Martinez, author of the newly published Deeper Learning: A Blueprint for Schools in the Twenty-First Century: How Great Public Schools Inspire Critical Thinking, Creativity, and Collaboration, has spent more than 20 years directing and researching major education innovation and reform initiatives. She is currently a consultant to foundations and non-profit organizations, such as the William and Flora Hewlett Foundation and NCTAF (National Commission on Teaching and America’s Future). She formerly served as president of the New Tech Network.
“I am a true believer in the principles of student-centered learning. My time with the New Tech Network and my work on high school reform and college access contributed greatly in writing Deeper Learning and informed my views on how public schools can and should inspire in our children critical thinking and other important life skills.” said Martinez. “As a long-time education reform advocate, I am eager to share in valuable conversations at INSPIRE 2014 with education stakeholders whose mission is to engage, encourage and nurture our country’s students.”
Martinez will introduce one of INSPIRE 2014’s keynote speakers, Diana Laufenberg. Laufenberg is managing director of Inquiry Schools, which creates and supports inquiry-driven, project-based schools with a focus on using modern tools. Laufenberg’s keynote, Teaching Creatively: Building the Classrooms Our Students Deserve, will explore what it means to teach and learn in modern schools that truly focus on student-centered education. During Laufenberg’s tenure at Science Leadership Academy in Philadelphia, she and Martinez collaborated on innovative approaches to education.
“Dr. Martinez is a strong and influential voice in education, and is engaged at the top levels of our country’s initiatives that affect schools, educators and students,” said Theodore H. Wilson, III, Ph.D., president and executive director of NISCE. “We are thrilled to have her input on how student-centered education can better serve our children in an increasingly challenging world.”

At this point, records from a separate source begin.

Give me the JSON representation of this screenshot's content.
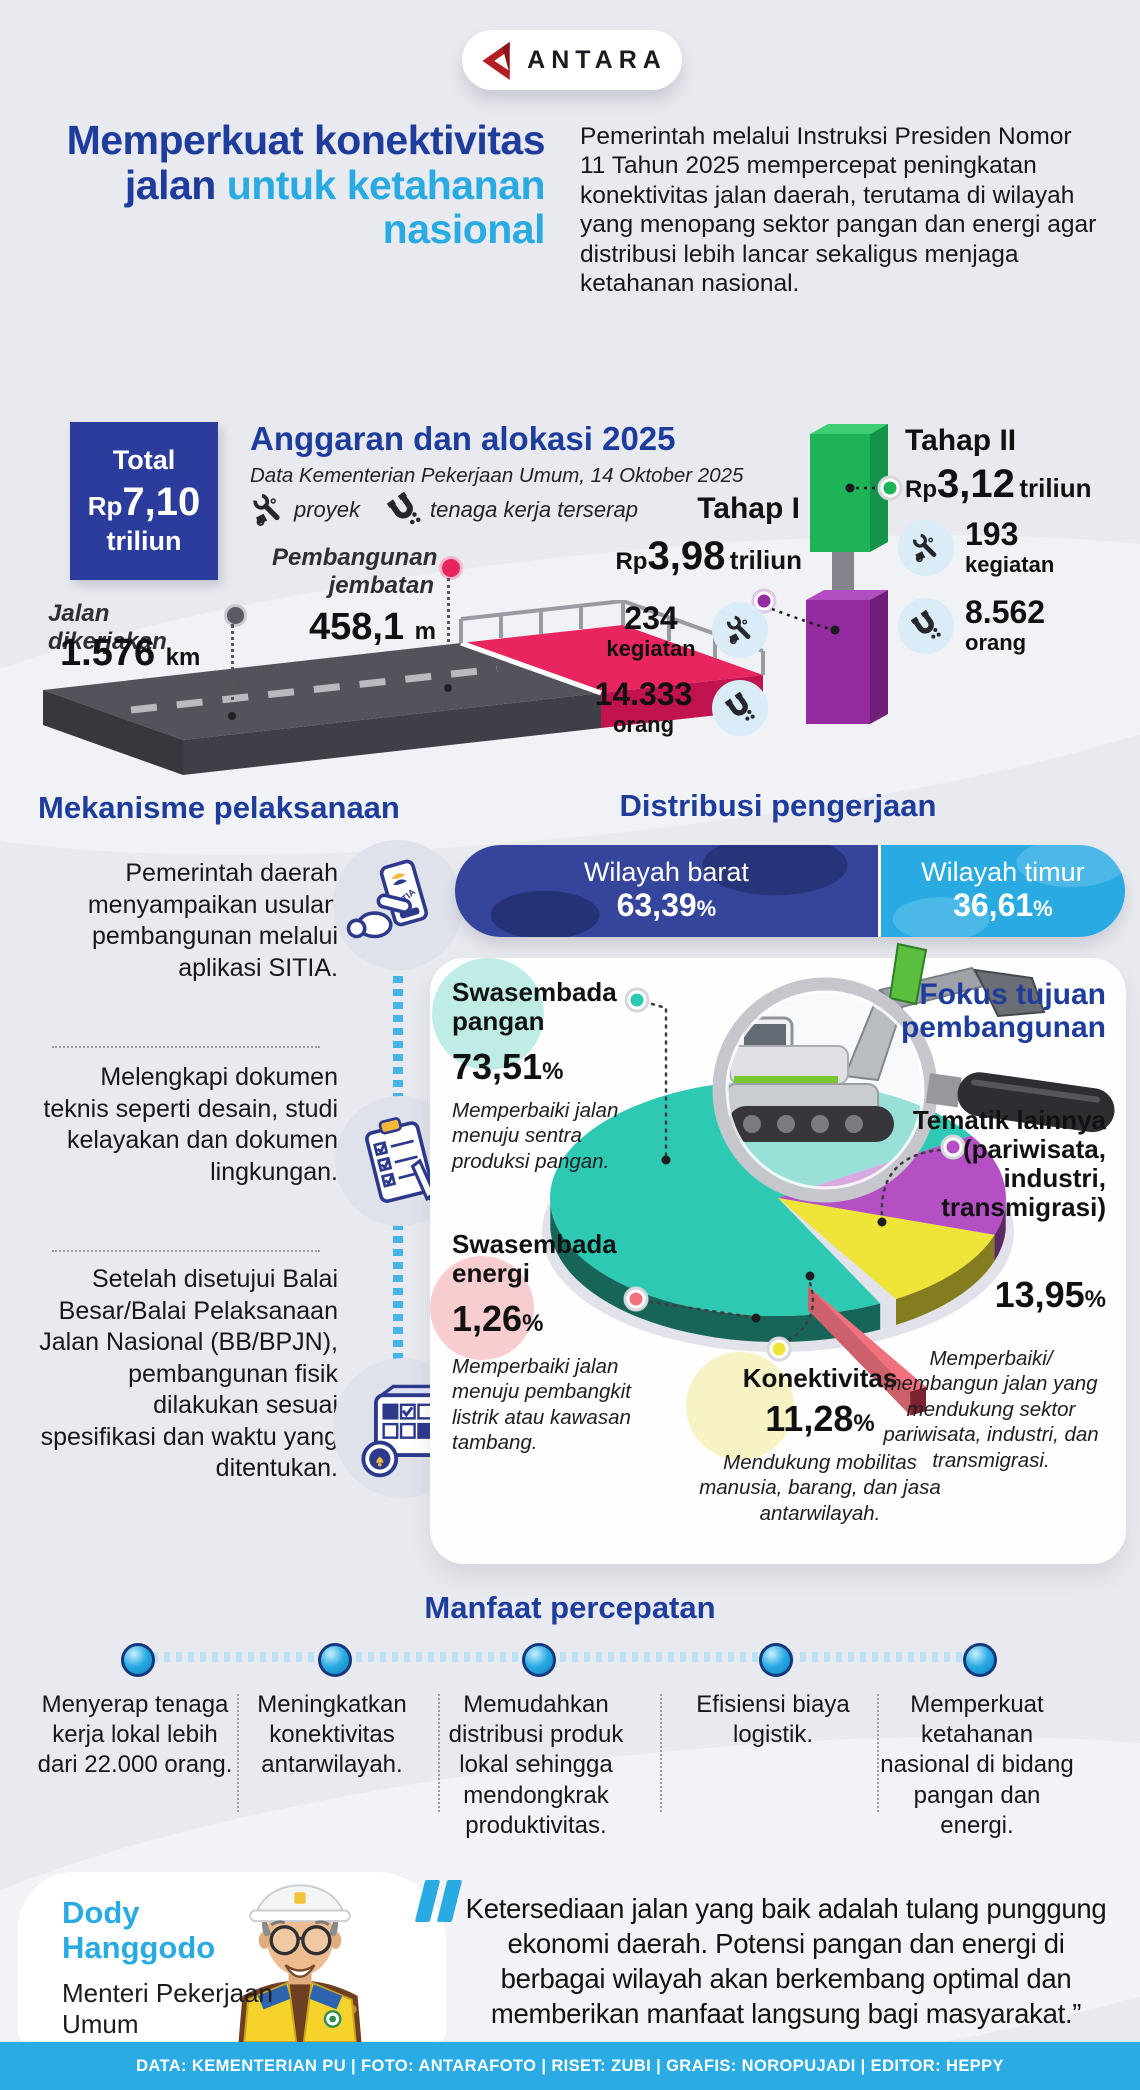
{
  "brand": {
    "name": "ANTARA"
  },
  "header": {
    "title_dark": "Memperkuat konektivitas jalan",
    "title_light": "untuk ketahanan nasional",
    "intro": "Pemerintah melalui Instruksi Presiden Nomor 11 Tahun 2025 mempercepat peningkatan konektivitas jalan daerah, terutama di wilayah yang menopang sektor pangan dan energi agar distribusi lebih lancar sekaligus menjaga ketahanan nasional."
  },
  "anggaran": {
    "heading": "Anggaran dan alokasi 2025",
    "source": "Data Kementerian Pekerjaan Umum, 14 Oktober 2025",
    "total": {
      "label": "Total",
      "prefix": "Rp",
      "amount": "7,10",
      "unit": "triliun"
    },
    "legend": {
      "proyek": "proyek",
      "tenaga": "tenaga kerja terserap"
    },
    "jalan": {
      "label": "Jalan dikerjakan",
      "value": "1.576",
      "unit": "km"
    },
    "jembatan": {
      "label": "Pembangunan jembatan",
      "value": "458,1",
      "unit": "m"
    },
    "tahap1": {
      "name": "Tahap I",
      "prefix": "Rp",
      "amount": "3,98",
      "unit": "triliun",
      "kegiatan_value": "234",
      "kegiatan_label": "kegiatan",
      "orang_value": "14.333",
      "orang_label": "orang"
    },
    "tahap2": {
      "name": "Tahap II",
      "prefix": "Rp",
      "amount": "3,12",
      "unit": "triliun",
      "kegiatan_value": "193",
      "kegiatan_label": "kegiatan",
      "orang_value": "8.562",
      "orang_label": "orang"
    }
  },
  "mekanisme": {
    "heading": "Mekanisme pelaksanaan",
    "steps": [
      {
        "icon": "phone-sitia",
        "text": "Pemerintah daerah menyampaikan usulan pembangunan melalui aplikasi SITIA."
      },
      {
        "icon": "document-checklist",
        "text": "Melengkapi dokumen teknis seperti desain, studi kelayakan dan dokumen lingkungan."
      },
      {
        "icon": "schedule-board",
        "text": "Setelah disetujui Balai Besar/Balai Pelaksanaan Jalan Nasional (BB/BPJN), pembangunan fisik dilakukan sesuai spesifikasi dan waktu yang ditentukan."
      }
    ]
  },
  "distribusi": {
    "heading": "Distribusi pengerjaan",
    "barat": {
      "label": "Wilayah barat",
      "value": "63,39",
      "unit": "%"
    },
    "timur": {
      "label": "Wilayah timur",
      "value": "36,61",
      "unit": "%"
    },
    "fokus_heading": "Fokus tujuan pembangunan",
    "pangan": {
      "label": "Swasembada pangan",
      "value": "73,51",
      "unit": "%",
      "desc": "Memperbaiki jalan menuju sentra produksi pangan."
    },
    "energi": {
      "label": "Swasembada energi",
      "value": "1,26",
      "unit": "%",
      "desc": "Memperbaiki jalan menuju pembangkit listrik atau kawasan tambang."
    },
    "konektivitas": {
      "label": "Konektivitas",
      "value": "11,28",
      "unit": "%",
      "desc": "Mendukung mobilitas manusia, barang, dan jasa antarwilayah."
    },
    "tematik": {
      "label": "Tematik lainnya (pariwisata, industri, transmigrasi)",
      "value": "13,95",
      "unit": "%",
      "desc": "Memperbaiki/ membangun jalan yang mendukung sektor pariwisata, industri, dan transmigrasi."
    }
  },
  "manfaat": {
    "heading": "Manfaat percepatan",
    "items": [
      "Menyerap tenaga kerja lokal lebih dari 22.000 orang.",
      "Meningkatkan konektivitas antarwilayah.",
      "Memudahkan distribusi produk lokal sehingga mendongkrak produktivitas.",
      "Efisiensi biaya logistik.",
      "Memperkuat ketahanan nasional di bidang pangan dan energi."
    ]
  },
  "quote": {
    "text": "Ketersediaan jalan yang baik adalah tulang punggung ekonomi daerah. Potensi pangan dan energi di berbagai wilayah akan berkembang optimal dan memberikan manfaat langsung bagi masyarakat.”",
    "person": "Dody Hanggodo",
    "role": "Menteri Pekerjaan Umum"
  },
  "footer": {
    "credits": "DATA: KEMENTERIAN PU | FOTO: ANTARAFOTO | RISET: ZUBI | GRAFIS: NOROPUJADI | EDITOR: HEPPY"
  },
  "colors": {
    "dark_blue": "#1e3c9b",
    "light_blue": "#29abe2",
    "box_blue": "#2b3c9d",
    "green_bar": "#1db457",
    "purple_bar": "#942b9e",
    "teal": "#2ec9b2",
    "pink": "#f1727e",
    "yellow": "#efe438",
    "purple": "#b44fc4",
    "bridge_pink": "#e8255f",
    "road_gray": "#53535c",
    "footer_blue": "#2aabe3",
    "background": "#e9eaf0"
  },
  "chart_data": [
    {
      "type": "bar",
      "title": "Distribusi pengerjaan",
      "categories": [
        "Wilayah barat",
        "Wilayah timur"
      ],
      "values": [
        63.39,
        36.61
      ],
      "unit": "%",
      "colors": [
        "#35459c",
        "#29abe2"
      ],
      "layout": "horizontal split pill, labels inside"
    },
    {
      "type": "pie",
      "title": "Fokus tujuan pembangunan",
      "slices": [
        {
          "label": "Swasembada pangan",
          "value": 73.51,
          "color": "#2ec9b2",
          "note": "Memperbaiki jalan menuju sentra produksi pangan."
        },
        {
          "label": "Swasembada energi",
          "value": 1.26,
          "color": "#f1727e",
          "pulled": true,
          "note": "Memperbaiki jalan menuju pembangkit listrik atau kawasan tambang."
        },
        {
          "label": "Konektivitas",
          "value": 11.28,
          "color": "#efe438",
          "note": "Mendukung mobilitas manusia, barang, dan jasa antarwilayah."
        },
        {
          "label": "Tematik lainnya (pariwisata, industri, transmigrasi)",
          "value": 13.95,
          "color": "#b44fc4",
          "note": "Memperbaiki/membangun jalan yang mendukung sektor pariwisata, industri, dan transmigrasi."
        }
      ],
      "legend_position": "around pie",
      "style": "3D ellipse pie with pulled slice"
    },
    {
      "type": "bar",
      "title": "Anggaran dan alokasi 2025 (Rp triliun)",
      "categories": [
        "Tahap I",
        "Tahap II"
      ],
      "values": [
        3.98,
        3.12
      ],
      "unit": "Rp triliun",
      "colors": [
        "#942b9e",
        "#1db457"
      ],
      "extra": {
        "total_rp_triliun": 7.1,
        "jalan_dikerjakan_km": 1576,
        "pembangunan_jembatan_m": 458.1,
        "tahap1": {
          "kegiatan": 234,
          "orang": 14333
        },
        "tahap2": {
          "kegiatan": 193,
          "orang": 8562
        }
      }
    }
  ]
}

Other INSPIRE 2014 keynote speakers include Will Richardson, author of Why School? How Education Must Change When Learning and Information Are Everywhere, and Amy Carrier, founder of Empowerment Through Education and former director of the Ventures Program at Fenway High School in Boston, who will lead a “fireside chat” with Dr. Sheila Harrity, award-winning principal of Worcester (MA) Technical High School and Maura Banta, Director of Global Citizenship Initiatives in Education at IBM.
Founded in 2012 by the Massachusetts nonprofit Schools for Children, Inc., The National Institute for Student-Centered Education (NISCE) catalyzes grassroots support for a vision of education where students—not politics, not tests, not expediency—are at the center of learning, and where all students have the opportunities and resources they need to succeed. NISCE is headquartered in Winchester, Massachusetts.